Monday, August 28, 2006

In Defense of Andrew Young

In Defense of Andrew Young - Washington Post

John McWhorter understands the game of baseball too well – especially pitching. To combine his argument of over-reaction around civil rights legend Andrew Young and Virginian Republican George “Macaca” Allen is masterful. Satchel Paige would applaud such an un-hittable pitch aimed at Blacks.

Mr. McWhorter is practicing the ‘Appeal to Emotion’ fallacy of argument so openly, one can only question the disdain he has for the intelligence of his audience. This fallacy, simply stated, occurs when someone manipulates peoples' emotions in order to get them to accept an otherwise false claim as being true.

The use of the country’s desire to look past Mr. Young’s race-baiting comments, to sneak in the claim that Senator Allen (R) meant no racist insult to young Mr. Sidharth, of Indian descent, is incredible. Mr. Allen may claim that he did not know the derogatory meaning of the term, but, as shown in the video, he clearly knew he was not offering a compliment among the ‘good ole boys’ at his rally.

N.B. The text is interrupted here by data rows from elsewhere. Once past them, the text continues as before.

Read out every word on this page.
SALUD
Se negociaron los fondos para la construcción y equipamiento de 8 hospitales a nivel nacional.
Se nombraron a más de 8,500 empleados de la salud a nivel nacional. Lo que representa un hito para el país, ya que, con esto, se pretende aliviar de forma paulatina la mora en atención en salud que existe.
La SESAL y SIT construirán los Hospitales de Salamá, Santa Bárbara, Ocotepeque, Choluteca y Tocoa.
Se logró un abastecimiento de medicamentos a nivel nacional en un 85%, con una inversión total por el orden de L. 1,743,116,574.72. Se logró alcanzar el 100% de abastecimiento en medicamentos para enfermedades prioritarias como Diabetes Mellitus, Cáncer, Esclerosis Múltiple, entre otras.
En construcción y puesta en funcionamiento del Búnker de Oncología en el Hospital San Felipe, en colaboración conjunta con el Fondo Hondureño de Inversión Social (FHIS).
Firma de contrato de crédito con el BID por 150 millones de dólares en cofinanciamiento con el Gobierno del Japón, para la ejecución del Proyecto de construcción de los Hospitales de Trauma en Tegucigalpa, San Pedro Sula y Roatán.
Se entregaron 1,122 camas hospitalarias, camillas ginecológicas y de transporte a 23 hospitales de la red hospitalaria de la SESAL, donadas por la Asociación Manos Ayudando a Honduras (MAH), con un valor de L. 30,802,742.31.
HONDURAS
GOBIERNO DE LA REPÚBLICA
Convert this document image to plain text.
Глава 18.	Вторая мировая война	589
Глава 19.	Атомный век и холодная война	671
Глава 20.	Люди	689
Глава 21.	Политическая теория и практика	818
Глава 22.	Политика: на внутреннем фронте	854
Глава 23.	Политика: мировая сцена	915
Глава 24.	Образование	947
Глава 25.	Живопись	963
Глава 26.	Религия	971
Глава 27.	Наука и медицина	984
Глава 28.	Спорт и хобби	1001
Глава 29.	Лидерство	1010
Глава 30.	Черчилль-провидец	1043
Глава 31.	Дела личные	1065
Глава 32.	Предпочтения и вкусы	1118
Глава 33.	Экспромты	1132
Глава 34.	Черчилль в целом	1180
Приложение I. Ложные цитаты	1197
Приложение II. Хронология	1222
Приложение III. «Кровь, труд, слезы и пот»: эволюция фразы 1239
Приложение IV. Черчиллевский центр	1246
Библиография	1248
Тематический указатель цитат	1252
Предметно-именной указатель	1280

As a linguist, Mr. McWhorter should be the first to recognize that regional familiarity is not what makes a term acceptable, in a global world. If a British politician called a Black man holding a camera, “Sam Spade”, after the serial detective, the insult might be largely lost on a British audience, but insulting and racist nonetheless.

Mr. McWhorter follows up the Allen defense with the open-and-shut description of a bat-wielding New Yorker. Who would not look innocent next to this person?

Finally, he tops off his slight-of-hand with the distracting ‘Red Herring’ argument of describing ‘dueling races’ on reality television. Who cares about some Hollywood bomb? I guess Mr. McWhorter understands that we do. To his credit, his linguistic slight-of-hand seems to be working. The passes from the Black community have been flowing like water.